Felâk suresi Mekke döneminde inmiş olup 5 ayettir. 30. cüzde yer alır. Mushaftaki sıralamada yüz on üçüncü, iniş sırasına göre yirminci suredir.
Surenin adı ilk ayette geçen Felâk kelimesinden gelir. Felâk sabah aydınlığı demektir.
Bu emir ikinci ayette devam ederek Peygamber Efendimiz’e (s.a.v) şöyle buyuruyor: “Yarattığı şeylerden gelebilecek kötülüklerden;”
Ayet, Allah’ın yarattıklarına kötülüklerin eşlik ettiği anlamına gelmemekte olup kötülüğün mahlukatın yaratılış yasalarından sapmasından dolayı ortaya çıktığından bahseder.
Bu sıra bir sonraki ayette tamamalanır. “Karanlığı çöktüğü zaman gecenin şerrinden;”
‘Gasık’ kelimesi gecenin karanlığının başlaması ve güneş ışığının kaybolması demektir. Gece karanlığı insanlar için korkutucu ve ürperticidir; faydaları yanında bazı sıkıntıları da vardır. Çünkü gece karanlığında insanın faaliyetleri zorlaşır, gündüzün yapılan işlerin bir kısmı gece yapılamaz, hatta bazan imkânsız hale gelir; yolcu yolunu şaşırır, düşmana karşı korunmak güçleşir. Bazı müfessirler bunun her türlü kötülük anlamına geldiğine inanmıştır.
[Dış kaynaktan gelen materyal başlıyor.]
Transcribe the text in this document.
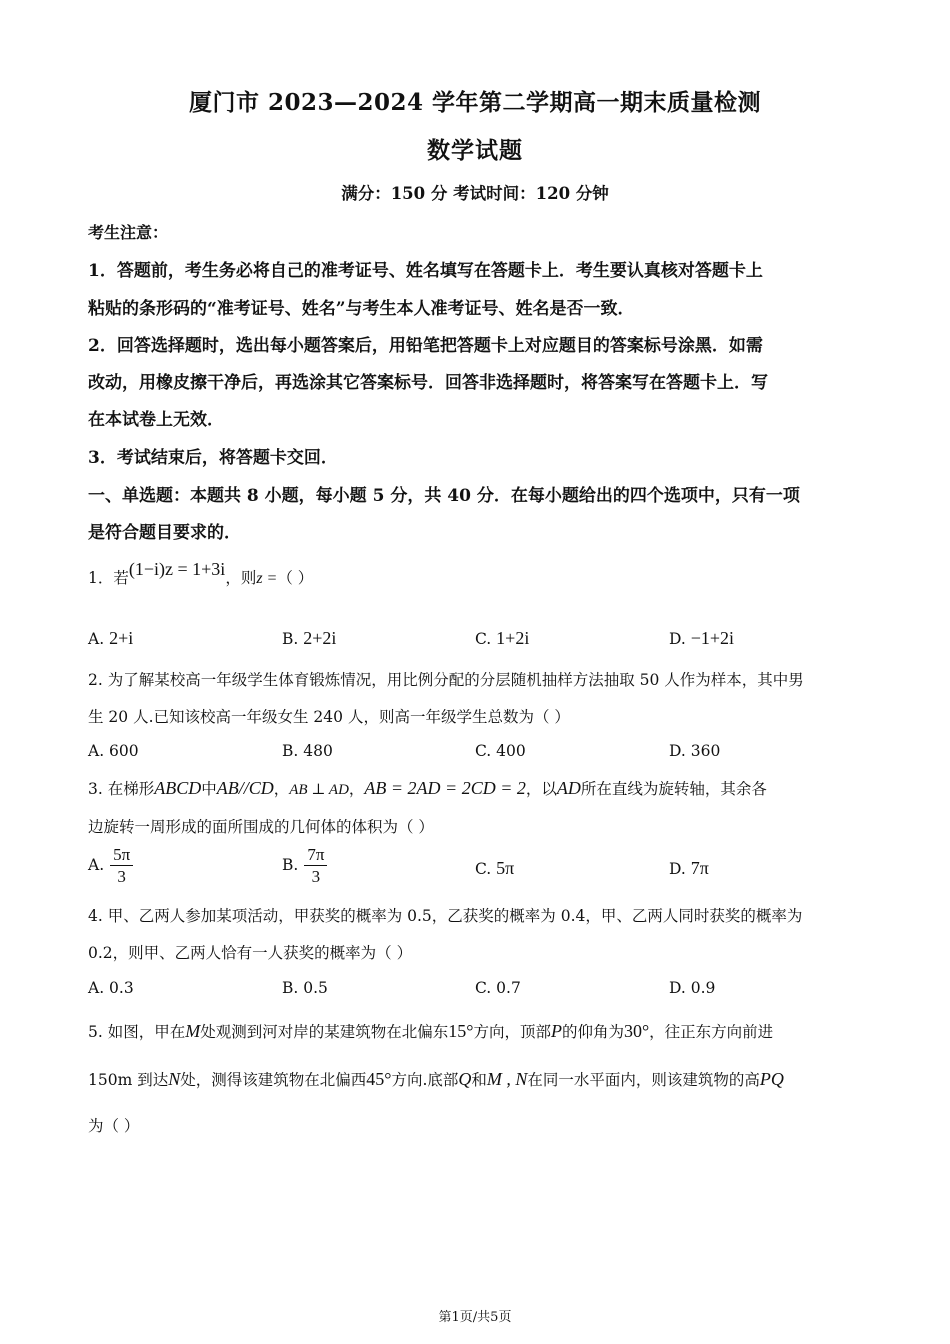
厦门市 2023—2024 学年第二学期高一期末质量检测
数学试题
满分：150 分 考试时间：120 分钟
考生注意：
1．答题前，考生务必将自己的准考证号、姓名填写在答题卡上．考生要认真核对答题卡上
粘贴的条形码的“准考证号、姓名”与考生本人准考证号、姓名是否一致．
2．回答选择题时，选出每小题答案后，用铅笔把答题卡上对应题目的答案标号涂黑．如需
改动，用橡皮擦干净后，再选涂其它答案标号．回答非选择题时，将答案写在答题卡上．写
在本试卷上无效．
3．考试结束后，将答题卡交回．
一、单选题：本题共 8 小题，每小题 5 分，共 40 分．在每小题给出的四个选项中，只有一项
是符合题目要求的．
1．若(1−i)z = 1+3i，则z =（ ）
A. 2+i	B. 2+2i	C. 1+2i	D. −1+2i
2. 为了解某校高一年级学生体育锻炼情况，用比例分配的分层随机抽样方法抽取 50 人作为样本，其中男
生 20 人.已知该校高一年级女生 240 人，则高一年级学生总数为（ ）
A. 600	B. 480	C. 400	D. 360
3. 在梯形ABCD中AB//CD，AB ⊥ AD，AB = 2AD = 2CD = 2，以AD所在直线为旋转轴，其余各
边旋转一周形成的面所围成的几何体的体积为（ ）
A. $\frac{5\pi}{3}$	B. $\frac{7\pi}{3}$	C. 5π	D. 7π
4. 甲、乙两人参加某项活动，甲获奖的概率为 0.5，乙获奖的概率为 0.4，甲、乙两人同时获奖的概率为
0.2，则甲、乙两人恰有一人获奖的概率为（ ）
A. 0.3	B. 0.5	C. 0.7	D. 0.9
5. 如图，甲在M处观测到河对岸的某建筑物在北偏东15°方向，顶部P的仰角为30°，往正东方向前进
150m 到达N处，测得该建筑物在北偏西45°方向.底部Q和M , N在同一水平面内，则该建筑物的高PQ
为（ ）
第1页/共5页
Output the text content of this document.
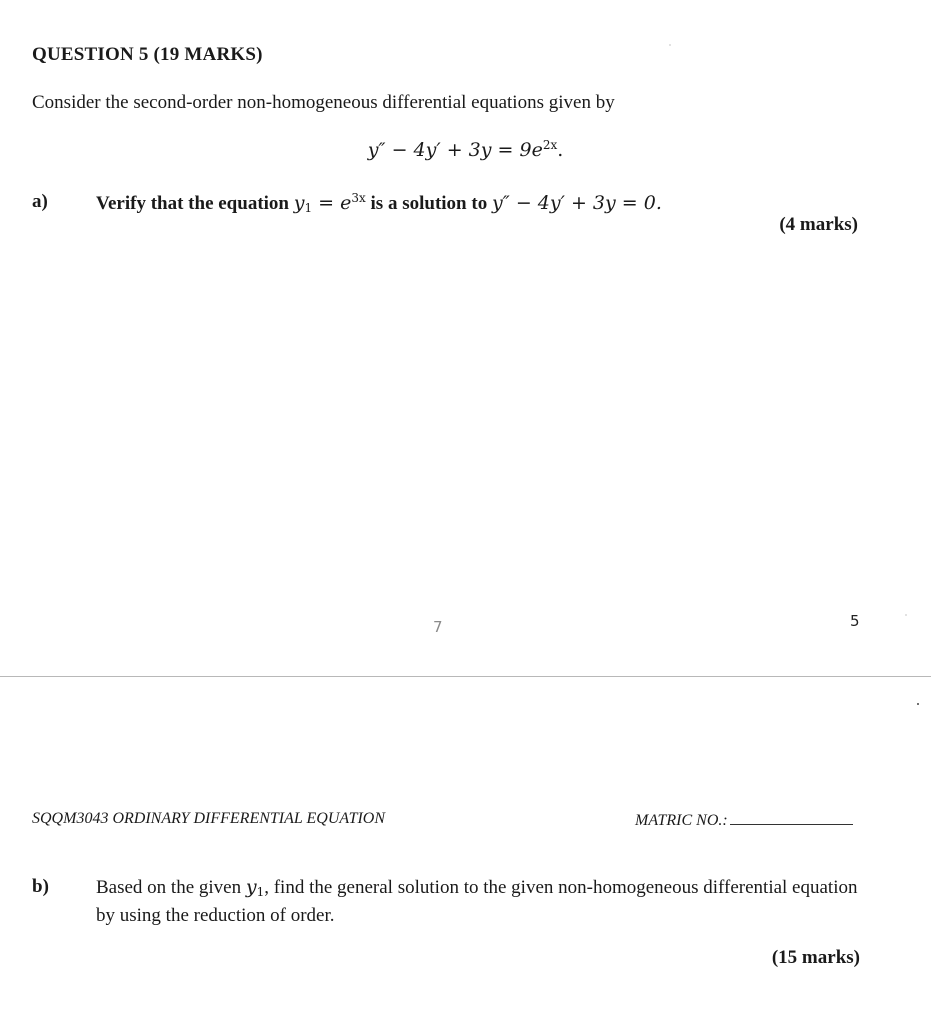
QUESTION 5 (19 MARKS)
Consider the second-order non-homogeneous differential equations given by
$y'' - 4y' + 3y = 9e^{2x}$.
a)	Verify that the equation $y_1 = e^{3x}$ is a solution to y″ − 4y′ + 3y = 0.
(4 marks)
7	5
SQQM3043 ORDINARY DIFFERENTIAL EQUATION	MATRIC NO.:
b) Based on the given $y_1$, find the general solution to the given non-homogeneous differential equation by using the reduction of order.
(15 marks)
Sonraki ayet başka bir tehlikeye işaret eder. “ Düğümlere üfürenlerin şerrinden; “ Neffâsât ağızdan akan bir miktar sudur. Aynı zamanda üflemek anlamına da gelir. Bazı müfessirler neffâsât’ı kadın büyücüler olarak tefsir etmişlerdir. Büyü yapmak için cümleleri fısıldayarak düğümlere üflerler. Diğer bir grup müfessir ise onları vesvese çıkaranlar olarak nitelendirir. Erkeklerin kulağına özellikle eşlerinin fikirlerini değiştirmek için fısıldayan kadınlar olarak kabul ederler.
Surenin son ayetinde insanın sahip olabileceği en kötü ve çirkin özelliklerden biri olarak hasetten bahsedilir. Hasetin diğer kötülüklerin yanında yer alması, onun insanlar için ne kadar tehlikeli olabileceğini gösterir.